Non c’è più religione si muove costantemente su un tono leggero, che è il vero punto di forza di questo tipo di pellicola e che la renderà un prodotto gradevole per chi, tra il grande pubblico, nei giorni di Natale eviterà come la peste i cinepanettoni più tradizionali. Come risposta alle più basse volgarità che inonderanno le sale nei prossimi giorni, infatti, il film di Miniero propone un’alternativa garbata e buonista, che non mira all’effetto comico immediato quanto a un rilassato sorriso.
L’idea di proporre una ‘parabola’ sull’integrazione in tempi nei quali l’irrazionalità e l’intolleranza stanno tirando fuori il peggio della nostra società sarebbe apprezzabilissima, se non fosse per il fatto che – nello sforzo di piacere al maggior pubblico possibile – il film finisce per rivelare apertamente la propria natura cerchiobottista. Se da una parte c’è un amministratore illuminato che cerca di riconnettere il tessuto sociale di un paesino in cui Cristianesimo e Islam sono arroccati sulla difensiva, dall’altra i toni peccano non tanto di political incorrectness (che sarebbe stata apprezzabile) quanto di qualunquismo. In questa Lampedusa comprensibilmente epurata da ogni risvolto tragico, non c’è traccia della fratellanza e della generosità dell’originale, e l’intolleranza per il diverso – espediente narrativo indispensabile – è la regola. D’altro canto il leader musulmano interpretato da Gassman è un coacervo dei più offensivi luoghi comuni e la sua gente, con una goffa strizzata d’occhio a quella fetta di pubblico politicamente più nazionalista, non solo inizialmente rifiuta l’invito all’integrazione da parte del Cristiano ma reagisce ricattando e pretendendo sempre di più.
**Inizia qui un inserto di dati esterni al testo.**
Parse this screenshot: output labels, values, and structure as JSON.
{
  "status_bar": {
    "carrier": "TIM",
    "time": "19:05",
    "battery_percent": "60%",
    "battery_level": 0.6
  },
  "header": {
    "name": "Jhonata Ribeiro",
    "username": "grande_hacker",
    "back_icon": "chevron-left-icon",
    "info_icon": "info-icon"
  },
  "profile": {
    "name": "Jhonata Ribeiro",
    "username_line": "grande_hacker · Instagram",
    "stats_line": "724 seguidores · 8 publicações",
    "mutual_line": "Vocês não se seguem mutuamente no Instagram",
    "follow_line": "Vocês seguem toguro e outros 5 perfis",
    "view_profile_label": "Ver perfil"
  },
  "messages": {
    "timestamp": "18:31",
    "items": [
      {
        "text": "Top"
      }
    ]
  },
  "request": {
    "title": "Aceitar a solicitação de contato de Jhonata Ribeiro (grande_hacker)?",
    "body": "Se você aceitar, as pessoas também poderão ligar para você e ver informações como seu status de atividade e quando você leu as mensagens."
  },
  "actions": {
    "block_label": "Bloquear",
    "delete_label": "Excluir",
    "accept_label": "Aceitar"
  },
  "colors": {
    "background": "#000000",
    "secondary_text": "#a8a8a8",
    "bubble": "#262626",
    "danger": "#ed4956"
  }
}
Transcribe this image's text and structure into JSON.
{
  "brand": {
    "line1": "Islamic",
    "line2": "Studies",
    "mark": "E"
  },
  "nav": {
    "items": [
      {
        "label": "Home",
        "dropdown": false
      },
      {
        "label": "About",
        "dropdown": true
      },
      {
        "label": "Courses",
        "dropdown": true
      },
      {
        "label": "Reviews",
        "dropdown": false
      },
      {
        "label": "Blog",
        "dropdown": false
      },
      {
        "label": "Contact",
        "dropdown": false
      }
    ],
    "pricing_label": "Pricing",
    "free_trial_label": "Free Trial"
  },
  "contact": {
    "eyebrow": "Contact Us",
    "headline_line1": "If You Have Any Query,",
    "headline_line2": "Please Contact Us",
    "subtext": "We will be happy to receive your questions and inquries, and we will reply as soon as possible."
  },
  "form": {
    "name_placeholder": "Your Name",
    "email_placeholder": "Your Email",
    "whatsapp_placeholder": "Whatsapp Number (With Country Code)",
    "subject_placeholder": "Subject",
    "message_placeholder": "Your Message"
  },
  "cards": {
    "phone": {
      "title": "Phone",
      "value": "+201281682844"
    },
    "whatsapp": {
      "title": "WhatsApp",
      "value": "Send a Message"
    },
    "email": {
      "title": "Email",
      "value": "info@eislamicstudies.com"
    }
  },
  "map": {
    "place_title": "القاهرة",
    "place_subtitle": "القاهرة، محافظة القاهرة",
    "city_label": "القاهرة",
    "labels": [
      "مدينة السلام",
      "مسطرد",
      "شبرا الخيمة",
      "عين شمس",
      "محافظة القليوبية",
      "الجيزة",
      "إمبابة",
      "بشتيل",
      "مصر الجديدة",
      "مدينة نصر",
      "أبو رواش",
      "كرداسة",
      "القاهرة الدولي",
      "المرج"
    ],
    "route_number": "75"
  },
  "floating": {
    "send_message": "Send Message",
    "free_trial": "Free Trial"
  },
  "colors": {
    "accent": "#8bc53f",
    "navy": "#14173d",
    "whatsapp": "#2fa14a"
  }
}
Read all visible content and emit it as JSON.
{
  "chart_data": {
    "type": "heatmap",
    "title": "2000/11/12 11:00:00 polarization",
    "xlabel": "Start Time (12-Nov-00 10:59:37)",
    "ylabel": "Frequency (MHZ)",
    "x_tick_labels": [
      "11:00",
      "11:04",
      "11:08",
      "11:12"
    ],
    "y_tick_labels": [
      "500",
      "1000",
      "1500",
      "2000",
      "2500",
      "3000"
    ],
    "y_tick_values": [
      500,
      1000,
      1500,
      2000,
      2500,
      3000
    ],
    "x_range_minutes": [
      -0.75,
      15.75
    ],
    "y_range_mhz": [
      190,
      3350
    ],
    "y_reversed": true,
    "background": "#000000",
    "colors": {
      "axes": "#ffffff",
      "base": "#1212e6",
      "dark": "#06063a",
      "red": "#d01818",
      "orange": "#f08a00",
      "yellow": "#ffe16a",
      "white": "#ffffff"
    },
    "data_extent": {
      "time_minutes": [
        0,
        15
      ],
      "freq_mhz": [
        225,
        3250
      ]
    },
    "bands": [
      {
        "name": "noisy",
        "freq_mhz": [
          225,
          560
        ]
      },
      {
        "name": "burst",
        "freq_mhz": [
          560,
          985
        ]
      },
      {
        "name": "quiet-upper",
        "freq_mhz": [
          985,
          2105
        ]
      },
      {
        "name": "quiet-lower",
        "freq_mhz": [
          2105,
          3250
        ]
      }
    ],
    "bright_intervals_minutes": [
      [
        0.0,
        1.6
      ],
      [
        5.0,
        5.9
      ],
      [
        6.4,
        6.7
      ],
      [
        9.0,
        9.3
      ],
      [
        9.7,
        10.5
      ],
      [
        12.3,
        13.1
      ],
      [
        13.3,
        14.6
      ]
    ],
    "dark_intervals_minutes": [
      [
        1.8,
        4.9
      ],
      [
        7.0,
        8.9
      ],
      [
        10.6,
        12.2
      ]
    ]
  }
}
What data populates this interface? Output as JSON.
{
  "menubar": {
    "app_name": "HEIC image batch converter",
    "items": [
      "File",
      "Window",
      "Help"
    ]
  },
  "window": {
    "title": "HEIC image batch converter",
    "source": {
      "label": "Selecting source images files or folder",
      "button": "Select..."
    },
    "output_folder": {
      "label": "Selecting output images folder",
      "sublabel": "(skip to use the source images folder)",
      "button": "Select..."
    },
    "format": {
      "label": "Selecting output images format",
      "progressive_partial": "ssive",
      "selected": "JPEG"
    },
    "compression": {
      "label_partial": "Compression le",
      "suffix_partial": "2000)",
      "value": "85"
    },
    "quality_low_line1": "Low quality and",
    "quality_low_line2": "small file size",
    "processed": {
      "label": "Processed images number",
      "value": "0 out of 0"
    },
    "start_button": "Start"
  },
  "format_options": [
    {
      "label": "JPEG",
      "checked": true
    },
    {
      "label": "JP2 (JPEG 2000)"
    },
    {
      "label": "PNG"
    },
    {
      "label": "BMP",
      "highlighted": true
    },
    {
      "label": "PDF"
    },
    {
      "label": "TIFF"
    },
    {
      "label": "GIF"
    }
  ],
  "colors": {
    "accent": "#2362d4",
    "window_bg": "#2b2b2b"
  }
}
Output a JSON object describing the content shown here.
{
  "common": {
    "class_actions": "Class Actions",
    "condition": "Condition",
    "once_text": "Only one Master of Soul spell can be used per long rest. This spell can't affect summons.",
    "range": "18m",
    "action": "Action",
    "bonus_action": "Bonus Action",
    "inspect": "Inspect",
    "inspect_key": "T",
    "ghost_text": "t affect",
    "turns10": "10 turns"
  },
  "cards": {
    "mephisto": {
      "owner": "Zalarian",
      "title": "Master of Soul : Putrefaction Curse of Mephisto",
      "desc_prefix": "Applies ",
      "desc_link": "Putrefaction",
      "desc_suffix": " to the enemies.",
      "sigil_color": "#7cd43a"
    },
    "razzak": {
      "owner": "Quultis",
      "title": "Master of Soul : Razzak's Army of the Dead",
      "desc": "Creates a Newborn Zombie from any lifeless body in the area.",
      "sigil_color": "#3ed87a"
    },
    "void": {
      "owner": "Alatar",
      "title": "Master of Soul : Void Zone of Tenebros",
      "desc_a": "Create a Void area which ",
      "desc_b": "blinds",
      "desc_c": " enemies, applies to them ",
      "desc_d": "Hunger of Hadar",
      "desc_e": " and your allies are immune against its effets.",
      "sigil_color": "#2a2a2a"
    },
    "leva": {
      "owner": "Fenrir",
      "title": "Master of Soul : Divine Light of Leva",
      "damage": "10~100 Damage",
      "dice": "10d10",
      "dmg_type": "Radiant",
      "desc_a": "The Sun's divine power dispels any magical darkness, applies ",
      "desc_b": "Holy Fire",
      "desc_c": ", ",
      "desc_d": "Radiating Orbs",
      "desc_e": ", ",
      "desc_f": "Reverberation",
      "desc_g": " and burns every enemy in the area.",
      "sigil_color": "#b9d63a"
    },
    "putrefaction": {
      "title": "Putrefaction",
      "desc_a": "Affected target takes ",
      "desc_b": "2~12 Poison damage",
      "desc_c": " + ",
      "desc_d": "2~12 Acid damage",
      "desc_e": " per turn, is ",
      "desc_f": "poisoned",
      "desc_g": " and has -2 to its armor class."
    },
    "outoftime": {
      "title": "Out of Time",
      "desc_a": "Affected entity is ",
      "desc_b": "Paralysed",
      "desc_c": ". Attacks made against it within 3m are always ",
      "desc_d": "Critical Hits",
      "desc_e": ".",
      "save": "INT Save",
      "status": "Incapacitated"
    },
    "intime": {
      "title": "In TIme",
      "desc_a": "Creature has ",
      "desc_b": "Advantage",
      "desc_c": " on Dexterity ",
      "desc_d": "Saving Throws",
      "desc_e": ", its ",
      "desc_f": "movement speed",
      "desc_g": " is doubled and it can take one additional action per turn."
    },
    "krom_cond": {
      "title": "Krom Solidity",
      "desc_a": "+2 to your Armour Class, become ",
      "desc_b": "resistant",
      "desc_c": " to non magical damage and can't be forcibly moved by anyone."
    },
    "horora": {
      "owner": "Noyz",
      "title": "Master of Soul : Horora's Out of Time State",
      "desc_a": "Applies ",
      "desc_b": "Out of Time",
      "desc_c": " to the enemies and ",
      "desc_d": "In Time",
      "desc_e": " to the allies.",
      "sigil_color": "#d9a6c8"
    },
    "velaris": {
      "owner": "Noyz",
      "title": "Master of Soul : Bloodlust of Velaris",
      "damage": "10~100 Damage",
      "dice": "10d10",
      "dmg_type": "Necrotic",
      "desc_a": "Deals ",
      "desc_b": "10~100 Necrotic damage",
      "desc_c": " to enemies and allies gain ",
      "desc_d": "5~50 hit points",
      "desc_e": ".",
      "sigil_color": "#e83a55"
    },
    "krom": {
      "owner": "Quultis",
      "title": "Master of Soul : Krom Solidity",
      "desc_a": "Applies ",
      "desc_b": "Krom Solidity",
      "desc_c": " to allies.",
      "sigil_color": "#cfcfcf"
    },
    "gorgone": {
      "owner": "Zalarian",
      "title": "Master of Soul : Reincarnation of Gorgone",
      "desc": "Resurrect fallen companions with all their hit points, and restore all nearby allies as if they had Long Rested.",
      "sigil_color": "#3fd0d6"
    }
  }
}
Non mancherà ovviamente modo di smussare gli angoli e fare incontrare gli opposti, ma in alcuni casi la delicatezza con cui lo script tratta il tema è quella di un elefante in una cristalleria, pur sforzandosi di mantenere un tono conciliante e buonista.
A ben vedere la pecca principale della pellicola è proprio quella di voler piacere a tutti senza parlare al cuore a nessuno, e il suddetto sforzo multiculturale di inserire anche Ebraismo e Buddismo (i cui dettagli non vi riveliamo) risulta forzato oltre i limiti del ridicolo, eppure non diverte. Detto questo, il film rimane comunque una commedia gradevole (complice la buona mano del regista e la performance di un cast solidissimo che vede tra i comprimari anche Angela Finocchiaro) che di certo può parlare a un ampio pubblico e che ha il pregio – raro, in questo periodo dell’anno – di non puntare al boccaccesco. L’unico limite è quello di voler essere un film ‘per tutte le stagioni’, anche da un punto di vista letterale: se il contesto è quello del Natale, il grosso della narrazione si svolge però tra primavera ed estate. Veramente malcelato lo sforzo di far collimare lo scheduling produttivo, la massimizzazione degli incassi con un’uscita sotto Natale e un’appetibilità televisiva nella finestra del secondo trimestre dell’anno (quello in cui probabilmente approderà sulle payTV, per le quali è un prodotto pressoché perfetto). Se volete una commedia italiana garbata da vedere in sala nei prossimi giorni, però, la scelta non può che ricadere su Non c’è più religione.